我试图使用Spark Streaming创建自定义接收器。但是我收到一个例外

object GenerateIDDriver {

    val spark = SparkSession.builder
        .config("spark.streaming.stopGracefullyOnShutdown", "true")
        .enableHiveSupport()
        .getOrCreate()

    //Create the sparkContext
    val sc = spark.sparkContext

    def main(args: Array[String]) {

        //Batch interval for kafka streaming and creating streaming context object
        val batchInterval: org.apache.spark.streaming.Duration = Seconds(1)
        val ssc = new StreamingContext(sc, batchInterval)
        val customReceiverStream = ssc.receiverStream(new CustomReceiver(spark, sc, "<HBase_Table_Name>", "<HBase_Column_Family>"))
        customReceiverStream.foreachRDD({ rdd =>

          // Get the singleton instance of SparkSession
          val spark = SparkSession.builder.config(rdd.sparkContext.getConf).getOrCreate()
          import spark.implicits._
          val dataDF = rdd.toDF()
          dataDF.show()

        })
    }

}



class CustomReceiver(spark: SparkSession, sc: SparkContext, hbaseTableName: String, familyName: String) extends Receiver[String](StorageLevel.MEMORY_AND_DISK_2) with Logging{

  def onStart() {
    // Start the thread that receives data over a connection
    new Thread("HBase Data Receiver") {
      override def run() { receive() }
    }.start()
  }

  def onStop() {
    // There is nothing much to do as the thread calling receive()
    // is designed to stop by itself isStopped() returns false
  }

  //
  private def receive() {

    try {

      //HBase Config File
      val hbaseConfigFile = "location of hbase-site.xml"
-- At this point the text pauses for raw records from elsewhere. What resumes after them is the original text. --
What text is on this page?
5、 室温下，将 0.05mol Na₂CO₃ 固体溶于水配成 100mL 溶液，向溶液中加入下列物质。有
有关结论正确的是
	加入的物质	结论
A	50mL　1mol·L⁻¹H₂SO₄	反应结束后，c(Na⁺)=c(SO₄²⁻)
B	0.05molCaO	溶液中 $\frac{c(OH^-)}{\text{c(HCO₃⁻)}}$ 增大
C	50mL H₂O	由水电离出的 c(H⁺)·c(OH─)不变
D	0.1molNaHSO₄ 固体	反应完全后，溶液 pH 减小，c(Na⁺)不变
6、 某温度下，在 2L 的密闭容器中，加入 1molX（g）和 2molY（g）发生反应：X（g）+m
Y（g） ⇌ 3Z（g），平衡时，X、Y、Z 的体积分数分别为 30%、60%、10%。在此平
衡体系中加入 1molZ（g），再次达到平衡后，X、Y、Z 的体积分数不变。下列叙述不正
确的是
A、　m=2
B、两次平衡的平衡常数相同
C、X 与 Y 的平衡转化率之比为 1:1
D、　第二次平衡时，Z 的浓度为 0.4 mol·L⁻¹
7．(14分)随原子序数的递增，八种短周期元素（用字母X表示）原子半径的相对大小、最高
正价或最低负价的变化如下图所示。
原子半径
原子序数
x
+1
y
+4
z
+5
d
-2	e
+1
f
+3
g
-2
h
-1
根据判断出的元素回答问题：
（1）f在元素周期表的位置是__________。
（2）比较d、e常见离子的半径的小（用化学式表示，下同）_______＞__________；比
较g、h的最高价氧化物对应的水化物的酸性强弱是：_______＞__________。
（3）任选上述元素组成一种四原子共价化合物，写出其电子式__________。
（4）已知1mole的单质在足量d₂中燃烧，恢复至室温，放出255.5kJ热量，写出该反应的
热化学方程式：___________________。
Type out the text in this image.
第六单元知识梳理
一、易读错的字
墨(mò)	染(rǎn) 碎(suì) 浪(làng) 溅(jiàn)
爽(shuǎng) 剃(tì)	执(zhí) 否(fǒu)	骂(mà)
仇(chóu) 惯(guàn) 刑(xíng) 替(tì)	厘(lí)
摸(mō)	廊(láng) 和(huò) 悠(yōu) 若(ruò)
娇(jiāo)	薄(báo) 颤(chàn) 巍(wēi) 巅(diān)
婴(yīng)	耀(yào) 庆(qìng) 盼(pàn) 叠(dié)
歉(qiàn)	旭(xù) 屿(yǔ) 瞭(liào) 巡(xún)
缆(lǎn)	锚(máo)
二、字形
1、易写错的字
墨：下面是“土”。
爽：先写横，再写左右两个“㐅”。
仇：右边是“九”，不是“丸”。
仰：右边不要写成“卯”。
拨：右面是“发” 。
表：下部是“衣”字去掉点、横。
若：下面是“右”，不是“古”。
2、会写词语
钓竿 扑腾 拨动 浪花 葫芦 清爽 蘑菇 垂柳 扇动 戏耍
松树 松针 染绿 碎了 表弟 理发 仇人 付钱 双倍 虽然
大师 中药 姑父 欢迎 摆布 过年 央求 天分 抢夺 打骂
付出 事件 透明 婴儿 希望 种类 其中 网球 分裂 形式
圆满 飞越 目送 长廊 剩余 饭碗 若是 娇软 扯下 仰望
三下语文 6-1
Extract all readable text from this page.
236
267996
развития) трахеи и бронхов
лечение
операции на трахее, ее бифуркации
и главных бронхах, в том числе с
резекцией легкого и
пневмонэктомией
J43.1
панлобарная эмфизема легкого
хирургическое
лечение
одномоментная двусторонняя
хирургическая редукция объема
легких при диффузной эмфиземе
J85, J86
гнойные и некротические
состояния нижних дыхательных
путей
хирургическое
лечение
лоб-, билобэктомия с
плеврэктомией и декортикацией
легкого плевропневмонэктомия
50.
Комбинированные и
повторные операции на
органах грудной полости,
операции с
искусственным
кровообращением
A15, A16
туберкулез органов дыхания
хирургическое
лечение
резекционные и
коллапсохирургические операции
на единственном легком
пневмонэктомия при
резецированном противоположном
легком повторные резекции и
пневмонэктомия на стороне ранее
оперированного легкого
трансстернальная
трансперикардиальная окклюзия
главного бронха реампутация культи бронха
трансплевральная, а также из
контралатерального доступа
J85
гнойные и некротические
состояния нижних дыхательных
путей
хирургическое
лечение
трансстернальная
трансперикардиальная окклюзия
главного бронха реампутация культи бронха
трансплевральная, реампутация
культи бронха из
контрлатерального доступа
      val hb = HBaseConfiguration.create()
      hb.addResource(hbaseConfigFile)
      val admin = new HBaseAdmin(hb)

      val flagValue = "N"
      while (!isStopped) {
        val resultDF = HBaseUtility.retrieveRecordsFromHBase(hb, admin, sc, spark, hbaseTableName, familyName, readProp, flagValue)
        resultDF.show(false)
        store(resultDF.toString())
      }

      // Restart in an attempt to connect again when server is active again
      restart("Trying to connect again")
    } catch {
      case e: java.net.ConnectException =>
        // restart if could not connect to server
        restart("Error connecting to HBase Server :", e)
      case t: Throwable =>
        // restart if there is any other error
        restart("Error receiving data", t)
    }
  }
}


Object HBaseUtility extends Serializable{

    def retrieveRecordsFromHBase(hb:Configuration,admin:HBaseAdmin,sc: SparkContext, spark:SparkSession, hbaseTableName: String, familyName: String, readProp: Properties,flagValue:String): DataFrame = {


    val processFlagCol = "process_flag"

    import spark.implicits._
    var stageDF: DataFrame = spark.emptyDataFrame

    if (admin.tableExists(hbaseTableName)) {
      hb.set(TableInputFormat.INPUT_TABLE, hbaseTableName)

      hb.set(TableInputFormat.SCAN_COLUMNS, familyName) // scan data column family

      val scan: Scan = new Scan()
      val filter: SingleColumnValueFilter = new SingleColumnValueFilter(Bytes.toBytes(familyName), Bytes.toBytes(processFlagCol), CompareFilter.CompareOp.EQUAL, new BinaryComparator(Bytes.toBytes(flagValue)))
      scan.setFilter(filter)
      hb.set(TableInputFormat.SCAN, convertScanToString(scan))

      val hBaseRDD = sc.newAPIHadoopRDD(hb, classOf[TableInputFormat],
        classOf[org.apache.hadoop.hbase.io.ImmutableBytesWritable],
        classOf[org.apache.hadoop.hbase.client.Result]) // Load an RDD of row key, result(ImmutableBytesWritable, Result) tuples from the table

      val resultRDD = hBaseRDD.map(x => x._2) // transform (ImmutableBytesWritable, Result) tuples into an RDD of Results

      // transform RDD of Results into an RDD of StageDataRow objects
      val stageRDD = resultRDD.map(res => StageDataRow.parseStageHbaseRow(res, familyName, readProp))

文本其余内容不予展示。